Running inference consists of a few arguments:

Name | Usage |
---|---|

`queries` | List of `@bm.random_variable` targets to fit posterior distributions for. |

`observations` | A dictionary of observations, as built above. |

`num_samples` | Number of Monte Carlo samples to approximate the posterior distributions for the variables in `queries` . |

`num_chains` | Number of separate inference runs to use.
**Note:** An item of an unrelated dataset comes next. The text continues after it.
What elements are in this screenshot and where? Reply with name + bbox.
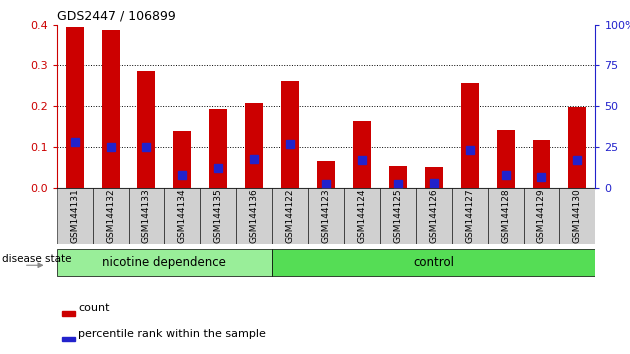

Multiple chains can help verify that inference ran correctly. |

`num_samples = 400 if not smoke_test else 1`

num_chains = 1

samples = compositional.infer(

queries=queries,

observations=observations,

num_samples=num_samples,

num_chains=num_chains,

)

samples = samples.get_chain(0)

`# X(0) is observed and is not part of query`

x_samples = torch.stack(

[torch.zeros(num_samples)] + [samples[model.X(n)] for n in range(1, model.N)], dim=1

)

mu_samples = torch.stack([samples[model.Mu(k)] for k in range(model.K)]).T

sigma_samples = torch.stack([samples[model.Sigma(k)] for k in range(model.K)]).T

## Visualizationβ

We will look at the values of the samples collected for $X$ and $\mu$. We will take the mean of samples taken over the last 10% of the chain, and compare these to our synthetic data.

`tail_len = num_samples // 10`

xs_tail_plot = x_samples[-tail_len:].mean(0)

plt.scatter(

range(len(xs_tail_plot)),

xs_tail_plot,

alpha=0.5,

label="Inferred",

c="b",

)

plt.scatter(range(len(xs_obs)), xs_obs, alpha=0.5, label="Ground truth", c="r")

plt.yticks(range(K))

plt.title("Values of X_1 ... X_N")

plt.xlabel("n")

plt.ylabel("Value of X_n")

plt.legend()

plt.show()

mus_tail_plot = mu_samples[-tail_len:].mean(0)

plt.scatter(range(K), mus_tail_plot, alpha=0.5, label="Inferred", c="b")

plt.scatter(range(K), mus_obs, alpha=0.5, label="Ground truth", c="r")

plt.xticks(range(K))

plt.title("Values of mu_1 ... mu_K")

plt.xlabel("k")

plt.ylabel("Value of mu_k")

plt.legend()

plt.show()

These plots indicate that inference seems to be recovering hidden states well, and is computing reasonably accurate values for $\mu$.

## Posterior likelihood checksβ

One way to evaluate posterior samples is computing likelihoods of our posterior samples, and comparing these to the likelihood of the underlying synthetic data. Formally, we can compute the joint likelihood of posterior samples with the observations used to generate the samples. And similarly, we can compute the joint likelihood of the observations with the underlying synthetic data which was generated at the same time as the observations.

`def log_likelihood(xs, ys, thetas, mus, sigmas, N):`

"""Returns the log likelihood of the HMM model conditioned on the data"""

result = 0

# transition probabilities

for n in range(1, N):

result += torch.log(thetas[xs[n - 1], xs[n]])

# emission probabilities

for n in range(N):

result += dist.Normal(mus[xs[n]], sigmas[xs[n]]).log_prob(ys[n])

return result

# computes the log likelihood of the HMM model per iteration

ppcs = [

log_likelihood(x, y_obs, thetas_obs, mu, sigma, N)

for x, mu, sigma in zip(x_samples.int(), mu_samples, sigma_samples)

]

`plt.figure(figsize=(12, 6))`

plt.plot(ppcs, label="Sample", c="g")

# plotting the ground truth for reference

plt.plot(

[log_likelihood(x_obs, y_obs, thetas_obs, mus_obs, sigmas_obs, N)] * num_samples,

label="Grond truth",

c="r",

)

plt.ylabel("Log likelihood")

plt.legend()

plt.show()

From the above plot, inference appears to be doing a good job of fitting the random variables given the observed data. Inference appears to converge with a log likelihood scores near to those generated by the ground truth parameters.